The Spirit of EDSA Lives On!

Kenrick Buduan
3 min readFeb 26, 2017
Photo courtesy of Gov.ph

It has been 31 years since a peaceful revolution by the masses toppled a dictatorship. For many Filipinos, the People Power Revolution of 1986 had already lost its charm. The failure of the last 31 years after Marcos’ regime had led to the rise of Duterteismo, a phenomenon ushered by the presidency of Rodrigo Duterte and characterized by willingness to submit to blinding illusions.

Duterte’s supporters are quick to slam any sign of being critical to his administration as destabilizing him with the help of the dilawans. Today (and unfortunately), many Filipinos are willing to go back to the night that saw human rights violated and economic development trampled.

But there is still hope. The flame still rages on as democracy hasn’t died yet in a country where dictatorship has become a prospect. And the hope lives — not just in the lives of bygone generations who fought for this nation’s freedom. The hope lives in the millennials, who despite being accused of Marcos’ loyalists as “temperamental brats”, are able to communicate the essence and message of the revolution through technology that had come to define them. These millennials are the torch bearers of the fight that restored democracy into the country. There is still hope — despite the looming prospects of undoing the legacy of the revolution.

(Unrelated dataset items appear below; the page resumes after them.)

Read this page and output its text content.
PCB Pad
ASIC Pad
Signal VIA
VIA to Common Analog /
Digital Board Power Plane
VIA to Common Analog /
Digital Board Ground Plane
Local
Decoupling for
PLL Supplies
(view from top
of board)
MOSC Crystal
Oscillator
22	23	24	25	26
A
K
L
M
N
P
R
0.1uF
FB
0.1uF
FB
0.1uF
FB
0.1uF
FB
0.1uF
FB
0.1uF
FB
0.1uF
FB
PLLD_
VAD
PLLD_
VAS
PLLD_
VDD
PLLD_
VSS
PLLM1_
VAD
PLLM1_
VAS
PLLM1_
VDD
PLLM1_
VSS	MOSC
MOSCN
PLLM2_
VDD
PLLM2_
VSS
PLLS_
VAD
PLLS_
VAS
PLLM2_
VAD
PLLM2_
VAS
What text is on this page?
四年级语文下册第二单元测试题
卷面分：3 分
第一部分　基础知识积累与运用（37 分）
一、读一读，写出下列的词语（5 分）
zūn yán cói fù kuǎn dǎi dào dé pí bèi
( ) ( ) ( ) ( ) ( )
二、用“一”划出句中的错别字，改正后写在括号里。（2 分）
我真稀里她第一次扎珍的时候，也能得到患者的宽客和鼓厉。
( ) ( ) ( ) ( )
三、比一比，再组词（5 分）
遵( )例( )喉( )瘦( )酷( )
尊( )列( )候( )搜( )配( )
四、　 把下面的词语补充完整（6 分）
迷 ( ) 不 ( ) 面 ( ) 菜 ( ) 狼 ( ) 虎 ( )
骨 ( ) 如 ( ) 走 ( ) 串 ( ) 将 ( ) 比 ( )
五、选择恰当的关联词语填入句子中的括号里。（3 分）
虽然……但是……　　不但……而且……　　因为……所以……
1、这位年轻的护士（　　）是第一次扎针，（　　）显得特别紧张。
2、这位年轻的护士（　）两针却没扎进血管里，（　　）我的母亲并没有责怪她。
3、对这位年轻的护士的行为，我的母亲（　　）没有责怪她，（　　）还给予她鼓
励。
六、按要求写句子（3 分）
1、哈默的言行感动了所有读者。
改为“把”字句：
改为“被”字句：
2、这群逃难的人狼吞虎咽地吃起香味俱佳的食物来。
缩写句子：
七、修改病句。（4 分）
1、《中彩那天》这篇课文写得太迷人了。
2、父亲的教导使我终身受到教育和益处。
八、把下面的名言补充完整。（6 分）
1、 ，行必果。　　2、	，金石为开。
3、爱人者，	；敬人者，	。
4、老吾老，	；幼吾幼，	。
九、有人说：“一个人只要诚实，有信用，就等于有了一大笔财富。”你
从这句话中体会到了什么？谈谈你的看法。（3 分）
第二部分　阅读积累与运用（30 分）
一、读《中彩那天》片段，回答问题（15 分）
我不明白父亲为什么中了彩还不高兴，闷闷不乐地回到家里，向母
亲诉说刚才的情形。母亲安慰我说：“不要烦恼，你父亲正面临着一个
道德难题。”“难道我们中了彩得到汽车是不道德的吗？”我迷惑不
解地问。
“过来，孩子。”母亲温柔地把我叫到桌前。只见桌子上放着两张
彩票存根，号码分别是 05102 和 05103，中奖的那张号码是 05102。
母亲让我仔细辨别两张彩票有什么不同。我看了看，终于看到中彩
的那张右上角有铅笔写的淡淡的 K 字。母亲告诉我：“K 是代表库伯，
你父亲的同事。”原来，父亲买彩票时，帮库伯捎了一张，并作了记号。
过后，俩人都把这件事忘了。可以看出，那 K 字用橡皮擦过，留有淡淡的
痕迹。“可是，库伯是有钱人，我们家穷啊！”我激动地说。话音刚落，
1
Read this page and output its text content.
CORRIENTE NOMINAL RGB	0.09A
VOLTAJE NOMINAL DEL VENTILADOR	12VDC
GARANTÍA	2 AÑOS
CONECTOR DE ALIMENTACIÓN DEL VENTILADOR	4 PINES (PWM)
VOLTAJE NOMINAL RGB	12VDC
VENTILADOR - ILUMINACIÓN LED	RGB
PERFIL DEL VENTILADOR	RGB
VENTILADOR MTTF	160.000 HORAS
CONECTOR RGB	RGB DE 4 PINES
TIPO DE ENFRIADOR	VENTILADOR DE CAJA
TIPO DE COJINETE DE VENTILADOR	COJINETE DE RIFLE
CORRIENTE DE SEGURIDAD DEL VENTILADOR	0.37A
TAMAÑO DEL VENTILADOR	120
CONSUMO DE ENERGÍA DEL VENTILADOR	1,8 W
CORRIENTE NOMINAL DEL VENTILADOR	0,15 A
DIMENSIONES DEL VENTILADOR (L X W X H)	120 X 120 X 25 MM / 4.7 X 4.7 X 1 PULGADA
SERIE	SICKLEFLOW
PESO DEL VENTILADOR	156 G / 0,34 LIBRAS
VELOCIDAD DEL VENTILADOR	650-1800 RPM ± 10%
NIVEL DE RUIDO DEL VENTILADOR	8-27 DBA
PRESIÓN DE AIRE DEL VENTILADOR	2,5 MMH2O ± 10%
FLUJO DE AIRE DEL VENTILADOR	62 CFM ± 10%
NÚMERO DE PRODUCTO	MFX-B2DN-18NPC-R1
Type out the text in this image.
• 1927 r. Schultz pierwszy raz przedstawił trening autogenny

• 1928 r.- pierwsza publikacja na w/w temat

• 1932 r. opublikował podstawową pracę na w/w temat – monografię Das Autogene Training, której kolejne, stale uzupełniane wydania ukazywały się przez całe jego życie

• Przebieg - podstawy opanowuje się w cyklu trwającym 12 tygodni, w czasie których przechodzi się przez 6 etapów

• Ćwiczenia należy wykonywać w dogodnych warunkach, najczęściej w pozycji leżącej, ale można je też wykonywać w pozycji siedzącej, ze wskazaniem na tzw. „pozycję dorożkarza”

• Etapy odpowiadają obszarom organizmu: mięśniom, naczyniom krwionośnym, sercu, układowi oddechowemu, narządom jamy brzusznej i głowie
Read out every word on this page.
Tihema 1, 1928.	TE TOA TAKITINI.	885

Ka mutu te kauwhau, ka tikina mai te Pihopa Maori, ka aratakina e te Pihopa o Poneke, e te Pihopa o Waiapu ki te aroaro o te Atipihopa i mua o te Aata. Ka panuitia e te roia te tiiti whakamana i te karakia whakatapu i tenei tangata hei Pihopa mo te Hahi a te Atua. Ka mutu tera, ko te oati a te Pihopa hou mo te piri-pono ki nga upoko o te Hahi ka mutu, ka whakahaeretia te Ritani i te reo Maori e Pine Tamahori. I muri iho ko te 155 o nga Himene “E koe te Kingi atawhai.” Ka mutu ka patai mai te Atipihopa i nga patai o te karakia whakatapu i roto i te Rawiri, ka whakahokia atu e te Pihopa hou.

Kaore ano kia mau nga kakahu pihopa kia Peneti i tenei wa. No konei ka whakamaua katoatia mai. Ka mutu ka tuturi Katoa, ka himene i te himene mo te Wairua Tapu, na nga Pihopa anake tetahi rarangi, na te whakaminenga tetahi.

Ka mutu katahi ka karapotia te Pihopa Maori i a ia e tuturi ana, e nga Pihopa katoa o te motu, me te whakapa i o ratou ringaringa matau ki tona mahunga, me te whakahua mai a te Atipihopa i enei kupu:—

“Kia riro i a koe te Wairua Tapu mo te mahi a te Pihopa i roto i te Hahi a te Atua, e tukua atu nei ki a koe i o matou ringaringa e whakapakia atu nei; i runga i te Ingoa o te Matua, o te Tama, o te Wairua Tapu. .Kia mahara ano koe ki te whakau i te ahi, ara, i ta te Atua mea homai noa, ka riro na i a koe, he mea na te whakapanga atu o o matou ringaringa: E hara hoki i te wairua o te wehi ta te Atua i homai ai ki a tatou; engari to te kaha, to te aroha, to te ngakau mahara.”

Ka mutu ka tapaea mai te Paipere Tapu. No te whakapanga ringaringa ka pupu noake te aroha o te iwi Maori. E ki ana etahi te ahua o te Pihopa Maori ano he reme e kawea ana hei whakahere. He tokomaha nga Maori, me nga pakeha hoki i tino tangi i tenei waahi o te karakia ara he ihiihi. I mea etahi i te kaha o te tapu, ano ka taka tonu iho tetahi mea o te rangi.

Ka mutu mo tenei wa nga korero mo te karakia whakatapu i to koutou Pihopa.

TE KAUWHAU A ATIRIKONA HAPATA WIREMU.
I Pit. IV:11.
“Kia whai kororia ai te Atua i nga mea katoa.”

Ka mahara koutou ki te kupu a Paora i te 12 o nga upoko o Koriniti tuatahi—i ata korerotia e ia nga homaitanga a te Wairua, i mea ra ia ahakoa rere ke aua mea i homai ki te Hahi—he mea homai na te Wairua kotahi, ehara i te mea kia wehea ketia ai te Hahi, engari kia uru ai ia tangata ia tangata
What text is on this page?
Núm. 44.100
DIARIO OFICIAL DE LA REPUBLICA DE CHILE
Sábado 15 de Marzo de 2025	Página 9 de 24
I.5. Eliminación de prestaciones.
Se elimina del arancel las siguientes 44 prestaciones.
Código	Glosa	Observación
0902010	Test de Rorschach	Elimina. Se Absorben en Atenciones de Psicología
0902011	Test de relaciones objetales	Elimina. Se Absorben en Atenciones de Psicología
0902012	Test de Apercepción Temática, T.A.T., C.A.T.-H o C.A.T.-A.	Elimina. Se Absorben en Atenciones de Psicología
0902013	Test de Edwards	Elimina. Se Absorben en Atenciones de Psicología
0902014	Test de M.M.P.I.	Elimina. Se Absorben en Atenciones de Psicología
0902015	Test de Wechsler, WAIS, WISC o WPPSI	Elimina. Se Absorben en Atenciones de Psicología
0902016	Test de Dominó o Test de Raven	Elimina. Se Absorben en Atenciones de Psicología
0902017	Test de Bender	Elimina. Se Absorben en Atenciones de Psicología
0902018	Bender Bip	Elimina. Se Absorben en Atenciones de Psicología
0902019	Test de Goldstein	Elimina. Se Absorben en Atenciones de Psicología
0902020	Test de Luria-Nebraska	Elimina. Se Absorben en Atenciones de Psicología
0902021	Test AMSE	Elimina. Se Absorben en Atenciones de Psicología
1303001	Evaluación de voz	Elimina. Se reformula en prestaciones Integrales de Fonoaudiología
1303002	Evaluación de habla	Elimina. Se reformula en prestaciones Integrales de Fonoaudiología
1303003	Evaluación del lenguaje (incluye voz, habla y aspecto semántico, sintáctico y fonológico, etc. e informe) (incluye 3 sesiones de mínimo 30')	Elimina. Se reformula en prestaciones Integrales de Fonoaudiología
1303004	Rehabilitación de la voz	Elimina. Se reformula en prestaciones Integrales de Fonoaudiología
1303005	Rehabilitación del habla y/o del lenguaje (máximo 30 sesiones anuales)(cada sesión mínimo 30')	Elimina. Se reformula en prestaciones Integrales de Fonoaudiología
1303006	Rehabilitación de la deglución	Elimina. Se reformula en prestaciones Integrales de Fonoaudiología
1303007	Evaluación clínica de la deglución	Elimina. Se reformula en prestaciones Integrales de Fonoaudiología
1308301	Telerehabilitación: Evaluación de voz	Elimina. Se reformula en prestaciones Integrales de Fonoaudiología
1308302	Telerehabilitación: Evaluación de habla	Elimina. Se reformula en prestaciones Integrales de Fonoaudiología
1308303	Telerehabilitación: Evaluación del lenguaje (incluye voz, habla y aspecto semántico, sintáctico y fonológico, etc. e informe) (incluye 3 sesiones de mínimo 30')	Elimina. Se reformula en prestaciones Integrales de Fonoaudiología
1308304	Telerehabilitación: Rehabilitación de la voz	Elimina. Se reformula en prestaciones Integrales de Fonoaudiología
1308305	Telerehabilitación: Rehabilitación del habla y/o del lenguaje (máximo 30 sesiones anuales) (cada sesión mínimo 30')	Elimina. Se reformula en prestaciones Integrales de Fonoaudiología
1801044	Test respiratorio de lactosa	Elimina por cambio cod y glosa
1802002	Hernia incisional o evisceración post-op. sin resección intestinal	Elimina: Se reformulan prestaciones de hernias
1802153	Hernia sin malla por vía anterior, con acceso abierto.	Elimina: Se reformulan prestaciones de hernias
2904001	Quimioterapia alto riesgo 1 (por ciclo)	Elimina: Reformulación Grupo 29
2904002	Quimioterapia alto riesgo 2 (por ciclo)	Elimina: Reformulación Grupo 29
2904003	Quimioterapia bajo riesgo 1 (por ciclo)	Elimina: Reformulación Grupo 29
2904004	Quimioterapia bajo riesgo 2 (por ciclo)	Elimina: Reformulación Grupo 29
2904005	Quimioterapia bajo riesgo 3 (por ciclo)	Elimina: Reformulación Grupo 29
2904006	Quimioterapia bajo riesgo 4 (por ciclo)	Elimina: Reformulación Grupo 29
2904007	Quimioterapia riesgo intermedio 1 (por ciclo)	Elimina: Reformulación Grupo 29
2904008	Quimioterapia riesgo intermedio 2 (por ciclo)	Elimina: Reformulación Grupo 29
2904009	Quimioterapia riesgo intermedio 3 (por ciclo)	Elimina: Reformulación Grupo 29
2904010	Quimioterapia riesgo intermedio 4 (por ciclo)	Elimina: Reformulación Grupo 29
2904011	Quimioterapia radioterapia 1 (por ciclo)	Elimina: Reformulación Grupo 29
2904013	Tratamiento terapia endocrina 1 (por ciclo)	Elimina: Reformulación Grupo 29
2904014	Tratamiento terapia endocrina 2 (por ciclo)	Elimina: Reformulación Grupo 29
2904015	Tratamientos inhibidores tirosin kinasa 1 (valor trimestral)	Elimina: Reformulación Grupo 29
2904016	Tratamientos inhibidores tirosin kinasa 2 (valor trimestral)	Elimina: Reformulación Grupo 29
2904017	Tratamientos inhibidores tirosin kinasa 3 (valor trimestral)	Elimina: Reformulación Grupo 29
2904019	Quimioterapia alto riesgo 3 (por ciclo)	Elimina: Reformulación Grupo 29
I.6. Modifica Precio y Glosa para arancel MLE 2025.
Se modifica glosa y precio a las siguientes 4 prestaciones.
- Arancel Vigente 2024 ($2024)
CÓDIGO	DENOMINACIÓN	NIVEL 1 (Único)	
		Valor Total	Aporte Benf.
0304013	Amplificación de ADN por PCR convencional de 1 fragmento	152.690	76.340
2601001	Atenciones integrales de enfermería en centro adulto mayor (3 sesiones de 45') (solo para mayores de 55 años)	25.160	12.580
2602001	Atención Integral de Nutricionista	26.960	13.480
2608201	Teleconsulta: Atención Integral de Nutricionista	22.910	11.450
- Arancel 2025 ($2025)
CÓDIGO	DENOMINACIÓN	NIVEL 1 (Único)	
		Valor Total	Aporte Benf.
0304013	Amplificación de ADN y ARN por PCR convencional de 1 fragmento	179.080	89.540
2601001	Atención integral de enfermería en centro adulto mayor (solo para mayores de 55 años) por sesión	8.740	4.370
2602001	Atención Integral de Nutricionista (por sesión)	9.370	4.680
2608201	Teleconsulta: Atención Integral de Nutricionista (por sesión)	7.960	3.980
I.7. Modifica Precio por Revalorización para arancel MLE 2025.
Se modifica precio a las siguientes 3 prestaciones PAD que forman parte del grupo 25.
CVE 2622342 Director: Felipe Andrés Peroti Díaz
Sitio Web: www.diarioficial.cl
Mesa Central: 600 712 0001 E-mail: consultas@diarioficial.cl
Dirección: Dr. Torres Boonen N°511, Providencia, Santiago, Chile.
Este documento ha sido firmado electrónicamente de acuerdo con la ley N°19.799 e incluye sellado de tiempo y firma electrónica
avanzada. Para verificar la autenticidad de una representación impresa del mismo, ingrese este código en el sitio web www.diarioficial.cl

No, it is wrong to move on and forget what happened back then. Marcos loyalists and apologists are calculating their next move to deceive more Filipinos into appealing to the current state of this country and heralding the late strongman’s rule as the “golden age”. They can win the battle, the battle for historical revisionism— but they will never win the war, the war for the historical truth.

The 31 years after Marcos’ regime may have failed many Filipinos. They have grown tired of envisioning a progressive country where the rich is treated equally with the poor, basic needs are within’s one reach, and anybody is free to dream and realize that.

This is why when one man promised that change is coming, many listened and elected him as the highest official of the land. But by the look of the current situation, surely, change is not coming. Many of Duterte’s supporters, growing tired of seeing politicians fail, blindly accepted the illusion of change. Instead of being critical, they chose to be complacent — after all, accepting that “change” has scammed is harder to do than believing that all bad things that happened was caused by the “biased” media and the dilawans.

The spirit of EDSA Revolution lives on. As a matter of fact, it is very alive today. As this nation descend towards darkness, it is high time to be vigilant and critical of what will happen next. The current state of affairs are signs not to be taken for granted — they point to something larger than what they signify. And yes, that something larger is the war against the return to dictatorship, which Filipinos have long fought against to reap the fruits of today’s democracy.